Staff Writer1460487284237.png Former member of He is We, Rachel Taylor speaks about personal battles in her overproduced, generic and poorly executed debut. For those who thought that He is We was boring and cringe worthy, this album makes her former duo seem innovative.  

  Of course an album about dealing with personal issues is called “War,” of course there is a song titled “Fight for Me” that is about a boy that left her and of course the final track “Lead the Fight On” is a ballad about broken people uniting to change the world.

  There is certainly talent in the booth despite a lack of energy and personality. Taylor’s voice can actually be quite soothing like on the song “Blue.” However, there is barely a single moment when Taylor gets to shine without any vocal layering, back-up vocals or effects editing her voice beyond the first verse of every track.

  She Is We certainly have some weak songwriters. The lyrics “Hanging by the heart stings, (swinging, swinging, swinging) can you feel my heart beat (singing, singing, signing)” might be the most forced sung words one might hear this year.

  Then there is the chorus to “Crazy Heart,” which makes Taylor not only boring but also unlikable. “Sometimes I want to make you mad, start drama, make you want to leave me so bad.” And you thought dating Taylor Swift was a bad idea?

  But by far the worst aspect of this record is the instrumentation. It is one thing to not use real instruments; it is unacceptable when the next chord, drum pattern and melody can be predicted/sung before it even hits your ears. It is like this album was trying to sound as white-bread and processed as humanly possible.

  The worst tracks all around are “Flatlining” and “Runaways” because the cringe is so powerful, both musically and lyrically, that it almost becomes frustrating.
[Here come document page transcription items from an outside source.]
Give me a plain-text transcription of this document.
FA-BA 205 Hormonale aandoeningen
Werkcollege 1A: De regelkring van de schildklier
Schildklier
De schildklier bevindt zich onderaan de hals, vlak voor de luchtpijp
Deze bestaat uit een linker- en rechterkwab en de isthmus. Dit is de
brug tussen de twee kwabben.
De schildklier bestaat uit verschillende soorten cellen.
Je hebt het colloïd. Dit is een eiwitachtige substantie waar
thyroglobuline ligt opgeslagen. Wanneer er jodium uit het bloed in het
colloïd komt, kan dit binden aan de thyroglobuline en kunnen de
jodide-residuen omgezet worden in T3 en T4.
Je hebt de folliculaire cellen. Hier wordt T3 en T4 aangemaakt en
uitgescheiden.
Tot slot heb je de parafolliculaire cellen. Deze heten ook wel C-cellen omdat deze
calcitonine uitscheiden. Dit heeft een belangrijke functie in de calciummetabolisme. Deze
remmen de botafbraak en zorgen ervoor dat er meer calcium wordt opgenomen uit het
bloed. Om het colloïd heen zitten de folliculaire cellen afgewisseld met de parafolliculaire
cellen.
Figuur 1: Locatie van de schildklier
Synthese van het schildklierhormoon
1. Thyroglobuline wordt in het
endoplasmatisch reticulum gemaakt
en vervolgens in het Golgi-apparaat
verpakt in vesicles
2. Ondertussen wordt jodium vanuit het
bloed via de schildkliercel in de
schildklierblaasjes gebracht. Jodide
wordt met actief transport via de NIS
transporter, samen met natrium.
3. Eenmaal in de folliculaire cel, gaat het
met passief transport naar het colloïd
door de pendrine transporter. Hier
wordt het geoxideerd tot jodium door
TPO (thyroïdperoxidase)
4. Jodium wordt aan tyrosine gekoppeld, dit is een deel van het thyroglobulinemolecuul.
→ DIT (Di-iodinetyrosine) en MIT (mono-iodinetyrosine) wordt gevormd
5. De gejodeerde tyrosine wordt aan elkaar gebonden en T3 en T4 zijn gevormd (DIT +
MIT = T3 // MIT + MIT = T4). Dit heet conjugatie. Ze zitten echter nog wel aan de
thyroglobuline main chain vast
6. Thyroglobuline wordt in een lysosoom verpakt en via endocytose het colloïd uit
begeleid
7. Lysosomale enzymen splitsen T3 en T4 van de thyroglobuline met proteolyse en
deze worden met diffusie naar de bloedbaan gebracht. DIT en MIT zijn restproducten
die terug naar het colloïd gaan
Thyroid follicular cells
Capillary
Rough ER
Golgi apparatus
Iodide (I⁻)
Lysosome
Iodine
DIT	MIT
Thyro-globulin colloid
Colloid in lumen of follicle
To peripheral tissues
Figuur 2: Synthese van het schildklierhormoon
  Thankfully every track is distinguishable after a couple listens. but the record is so lifeless that it just wizzes by without leaving an impression other than the desire to listen to better music.

  There is some artistic quality to this project.  Taylor seems like she is actually trying to be captivating on “Monster” with the ear grabbing lyric “All I see is me at nineteen, silencing the voices within me.”

  “Boomerang” is also a not a bad opener with a banger instrumental that matches up to her vocals quite nicely.

  “War” will sadly get lost in the sea of songs and albums with the same title, not so much because of its title, but because its content is simply lackluster.

  What is perplexing about this record is how it will be recognized besides its lack of quality. It is not pop enough for radio by any stretch of the imagination and it is not indie or rock enough to be played on any of those stations. It is a listenable record, but thinking about it might be a little sickening.

  The Flyer gives She is We’s album a 2/10.